The coronavirus pandemic has affected our way of life and work. With this, many organisations who in the past deemed remote working a taboo subject have had to embrace this change.
We humans always exhibit that propensity to adapt to change and remote working on a gargantuan scale has recorded many successes. Whether we like to admit this, remote working is now being deemed as the future of work. How organisations adapt to this change in the long term would determine if they’re able to attract the best talents and also keep their existing workforce.
The benefits of remote working and the ease with which the world has adapted, with many organisations being able to carry on with business as usual, should be lauded. The burning question is, could remote working be a recipe for artificial unemployment? There have been many stories of people with two, three or sometimes innumerable full-time jobs at the same time. While some individuals hold multiple jobs, others have none. Is there a morality issue here too? With the coronavirus pandemic, many have lost their means of livelihood, homes, jobs, and even experienced unimaginable personal losses too. Is this a case of different strokes for different folks?
What about the legal risks, competition risks, data privacy risks, trade secrets and other inherent risks?
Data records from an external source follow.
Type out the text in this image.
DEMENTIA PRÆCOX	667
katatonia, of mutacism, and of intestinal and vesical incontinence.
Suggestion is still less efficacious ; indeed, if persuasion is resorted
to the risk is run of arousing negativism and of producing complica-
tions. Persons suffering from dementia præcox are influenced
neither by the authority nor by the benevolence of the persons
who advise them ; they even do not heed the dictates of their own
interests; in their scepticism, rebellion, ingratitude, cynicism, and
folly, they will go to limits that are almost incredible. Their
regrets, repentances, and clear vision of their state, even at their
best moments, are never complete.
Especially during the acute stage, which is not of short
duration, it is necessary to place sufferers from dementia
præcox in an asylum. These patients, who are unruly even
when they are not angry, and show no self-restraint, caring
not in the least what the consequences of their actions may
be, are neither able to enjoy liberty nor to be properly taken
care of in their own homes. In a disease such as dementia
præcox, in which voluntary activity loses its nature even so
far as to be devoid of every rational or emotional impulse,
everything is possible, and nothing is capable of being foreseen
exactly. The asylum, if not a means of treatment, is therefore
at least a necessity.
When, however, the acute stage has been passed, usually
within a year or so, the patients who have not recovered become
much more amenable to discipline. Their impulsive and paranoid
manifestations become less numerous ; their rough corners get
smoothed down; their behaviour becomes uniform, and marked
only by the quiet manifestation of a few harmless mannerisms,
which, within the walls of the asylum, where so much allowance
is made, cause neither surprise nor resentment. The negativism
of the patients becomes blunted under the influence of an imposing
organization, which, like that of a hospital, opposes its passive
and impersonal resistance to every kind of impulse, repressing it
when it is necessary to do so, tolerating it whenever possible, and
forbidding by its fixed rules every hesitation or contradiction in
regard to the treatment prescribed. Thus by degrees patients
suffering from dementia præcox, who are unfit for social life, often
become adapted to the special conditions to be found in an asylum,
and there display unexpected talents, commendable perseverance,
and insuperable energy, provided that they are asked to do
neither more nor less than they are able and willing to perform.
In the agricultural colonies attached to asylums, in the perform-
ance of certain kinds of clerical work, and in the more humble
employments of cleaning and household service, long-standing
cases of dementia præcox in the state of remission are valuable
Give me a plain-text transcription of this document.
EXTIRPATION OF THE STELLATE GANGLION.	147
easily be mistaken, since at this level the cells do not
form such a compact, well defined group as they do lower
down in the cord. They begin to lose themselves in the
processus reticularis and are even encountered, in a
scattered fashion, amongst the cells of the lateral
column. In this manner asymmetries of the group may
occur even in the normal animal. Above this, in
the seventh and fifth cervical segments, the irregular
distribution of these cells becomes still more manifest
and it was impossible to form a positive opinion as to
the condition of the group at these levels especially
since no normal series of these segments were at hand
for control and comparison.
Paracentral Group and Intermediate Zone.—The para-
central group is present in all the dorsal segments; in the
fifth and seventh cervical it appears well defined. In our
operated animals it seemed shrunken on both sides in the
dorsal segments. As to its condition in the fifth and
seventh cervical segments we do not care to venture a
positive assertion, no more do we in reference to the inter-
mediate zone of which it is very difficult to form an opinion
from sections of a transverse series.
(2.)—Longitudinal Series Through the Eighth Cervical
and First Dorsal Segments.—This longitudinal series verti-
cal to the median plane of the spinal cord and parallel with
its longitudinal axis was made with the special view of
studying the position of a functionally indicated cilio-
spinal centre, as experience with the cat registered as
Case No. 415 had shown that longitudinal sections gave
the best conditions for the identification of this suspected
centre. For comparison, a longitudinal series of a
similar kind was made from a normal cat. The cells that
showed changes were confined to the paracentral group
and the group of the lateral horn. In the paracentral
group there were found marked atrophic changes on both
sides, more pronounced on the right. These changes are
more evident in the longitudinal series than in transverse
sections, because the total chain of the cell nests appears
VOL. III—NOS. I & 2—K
In some scenarios, people are working in the same industry.
Has the coronavirus pandemic exposed the inherent greed in humans and our insatiable wants on a never seen before scale? For people who hold multiple full-time jobs, how are they able to maintain their productivity levels and deliver maximum value for their employers? Some of the red flags to look out for could include a substantial drop in productivity levels, resignations after new recruitment exercises, working during unsociable hours, as a few examples amongst many.
The questions from these kinds of conversations are unending. The rot in the system, fake referencing schemes, etc.
There is an elephant in the room which would require innovative ways to address.
However, despite the teething problems and loopholes that remote working has presented. I believe that the benefits far outweigh the challenges and remote working is indeed the future of work.